Volcanic sulfur emissions are required both by climate models using
interactive stratospheric aerosol schemes, as well as simpler volcanic
aerosol models typically used to provide stratospheric aerosol optical
properties for climate models which cannot simulate stratospheric aerosols
interactively from precursor emissions. Here we present an
upper-tropospheric and stratospheric volcanic sulfur emission inventory
covering the period 1750 to 2023, made for phase 7 of the Coupled Model
Intercomparison Project (CMIP7). CMIP7 stratospheric aerosol optical
properties, presented in a companion paper, are directly derived from this
emission inventory for the 1750–1978 pre-satellite period. For the
satellite era, the emission inventory is primarily derived from satellite
observations. For the pre-satellite period, the inventory is derived from a
bipolar ice-core dataset, which captures well eruptions injecting on the
order of 10 Tg SO2 or more, complemented by a high-resolution Greenland
ice-core and the geological record, which support the inclusion of
eruptions injecting on the order of 0.1–1 Tg SO2. We use satellite-era
eruptions and older eruptions confidently matched to sulfate deposition
records in ice-cores to derive empirical relationships to attribute
injection height from SO2 mass and injection latitude from polar deposition
asymmetry when these parameters are missing. The final CMIP7 emission
inventory includes 463 eruptive eruptions injecting a total of 428.2 Tg SO2
into the upper troposphere-stratosphere over 1750–2023, corresponding to a
mean flux of 1.56 Tg SO2 yr-1. For the pre-satellite era, around 25 % of
CMIP7 volcanic sulfur emissions originate from small-to-moderate magnitude
eruptions, defined here as injecting ≤ 3 Tg SO2, which not captured in many
available ice core arrays. Comparing the CMIP7 inventory with other
inventories available for specific time periods, we highlight the large
uncertainties characterizing volcanic emissions over the historical period.

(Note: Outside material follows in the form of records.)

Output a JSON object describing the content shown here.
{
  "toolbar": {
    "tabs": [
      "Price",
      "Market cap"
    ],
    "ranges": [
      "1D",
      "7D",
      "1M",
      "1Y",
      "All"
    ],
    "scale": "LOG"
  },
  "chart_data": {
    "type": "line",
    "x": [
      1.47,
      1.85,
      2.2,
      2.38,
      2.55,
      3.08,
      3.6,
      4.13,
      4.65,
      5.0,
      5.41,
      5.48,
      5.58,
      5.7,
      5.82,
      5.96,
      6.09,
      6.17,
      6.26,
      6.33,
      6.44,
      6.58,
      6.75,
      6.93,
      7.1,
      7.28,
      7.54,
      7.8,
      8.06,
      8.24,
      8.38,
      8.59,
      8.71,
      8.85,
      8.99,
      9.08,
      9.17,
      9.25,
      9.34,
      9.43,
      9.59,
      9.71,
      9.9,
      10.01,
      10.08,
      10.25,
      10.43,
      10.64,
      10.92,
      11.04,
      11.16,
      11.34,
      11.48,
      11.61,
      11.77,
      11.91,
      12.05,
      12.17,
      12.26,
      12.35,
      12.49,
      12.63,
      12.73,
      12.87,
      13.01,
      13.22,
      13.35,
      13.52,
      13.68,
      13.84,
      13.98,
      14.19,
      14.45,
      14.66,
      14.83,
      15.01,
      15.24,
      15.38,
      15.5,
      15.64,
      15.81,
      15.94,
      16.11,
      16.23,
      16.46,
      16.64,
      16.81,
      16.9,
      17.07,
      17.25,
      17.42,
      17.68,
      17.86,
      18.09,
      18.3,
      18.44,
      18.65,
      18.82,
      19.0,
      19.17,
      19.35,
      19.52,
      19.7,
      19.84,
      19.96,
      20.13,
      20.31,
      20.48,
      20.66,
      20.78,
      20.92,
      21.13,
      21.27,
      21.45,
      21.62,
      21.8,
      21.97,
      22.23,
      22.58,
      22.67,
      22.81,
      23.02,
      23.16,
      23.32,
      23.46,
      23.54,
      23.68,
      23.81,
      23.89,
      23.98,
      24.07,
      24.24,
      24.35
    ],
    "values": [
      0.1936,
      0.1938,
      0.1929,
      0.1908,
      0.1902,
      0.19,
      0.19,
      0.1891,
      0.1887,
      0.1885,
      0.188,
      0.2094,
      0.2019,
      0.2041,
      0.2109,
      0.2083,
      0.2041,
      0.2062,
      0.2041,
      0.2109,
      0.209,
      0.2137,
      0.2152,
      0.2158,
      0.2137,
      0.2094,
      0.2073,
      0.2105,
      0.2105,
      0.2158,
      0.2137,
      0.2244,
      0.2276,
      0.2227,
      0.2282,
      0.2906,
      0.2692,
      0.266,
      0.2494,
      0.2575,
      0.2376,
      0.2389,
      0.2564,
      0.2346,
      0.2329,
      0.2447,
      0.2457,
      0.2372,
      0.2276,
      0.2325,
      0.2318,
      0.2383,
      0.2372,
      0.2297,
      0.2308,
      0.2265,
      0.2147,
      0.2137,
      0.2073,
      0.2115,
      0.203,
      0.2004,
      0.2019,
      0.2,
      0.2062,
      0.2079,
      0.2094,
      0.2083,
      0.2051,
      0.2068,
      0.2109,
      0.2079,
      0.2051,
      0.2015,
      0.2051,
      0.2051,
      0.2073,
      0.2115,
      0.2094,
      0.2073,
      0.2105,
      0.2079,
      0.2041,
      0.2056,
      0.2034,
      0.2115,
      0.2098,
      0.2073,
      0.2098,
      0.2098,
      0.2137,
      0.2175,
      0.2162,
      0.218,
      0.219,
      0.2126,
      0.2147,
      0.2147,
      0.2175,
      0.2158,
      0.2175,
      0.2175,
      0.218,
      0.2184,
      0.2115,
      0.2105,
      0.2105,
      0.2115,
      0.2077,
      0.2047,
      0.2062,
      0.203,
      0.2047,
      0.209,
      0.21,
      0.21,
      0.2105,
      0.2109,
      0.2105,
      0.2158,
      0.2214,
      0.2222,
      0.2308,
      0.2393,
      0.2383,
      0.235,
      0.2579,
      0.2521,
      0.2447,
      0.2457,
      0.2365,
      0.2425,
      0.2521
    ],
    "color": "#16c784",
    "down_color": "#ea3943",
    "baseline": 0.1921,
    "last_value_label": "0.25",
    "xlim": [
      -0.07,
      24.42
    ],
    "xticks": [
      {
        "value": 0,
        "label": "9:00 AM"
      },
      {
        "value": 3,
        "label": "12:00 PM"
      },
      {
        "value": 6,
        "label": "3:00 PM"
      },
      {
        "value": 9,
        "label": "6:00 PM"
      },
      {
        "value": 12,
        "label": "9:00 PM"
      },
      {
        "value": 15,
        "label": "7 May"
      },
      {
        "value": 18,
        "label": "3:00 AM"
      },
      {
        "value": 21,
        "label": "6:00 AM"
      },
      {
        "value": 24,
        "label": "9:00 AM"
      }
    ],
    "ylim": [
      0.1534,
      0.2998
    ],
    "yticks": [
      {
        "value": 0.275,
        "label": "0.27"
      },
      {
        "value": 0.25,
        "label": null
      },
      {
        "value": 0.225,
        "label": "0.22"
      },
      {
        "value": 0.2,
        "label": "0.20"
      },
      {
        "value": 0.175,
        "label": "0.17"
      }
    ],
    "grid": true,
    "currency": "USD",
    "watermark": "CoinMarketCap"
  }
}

However, we show that CMIP7 is less biased in terms of the
frequency-magnitude distribution of small-to-moderate magnitude eruptions
which are largely underestimated in other pre-satellite era inventories.
Although the long-term mean emissions associated with these eruptions is
consistent with the satellite era in CMIP7, we show that their
frequency-magnitude distribution likely remains biased with a lack of
small-magnitude eruptions injecting on the order of 0.1 Tg SO2, and
potentially too many moderate-magnitude eruptions injecting on the order of
1 Tg SO2. We discuss other key sources of uncertainties and directions for
improvements for the dataset, including the addition of non-sulfur and
non-volcanic stratospheric aerosol precursors, as well as needs for
operationalizing the dataset production. To support consistent
implementation of the dataset in stratospheric aerosol models, we also
provide recommendations for the temporal, horizontal, and vertical
distribution of emissions associated with each eruption.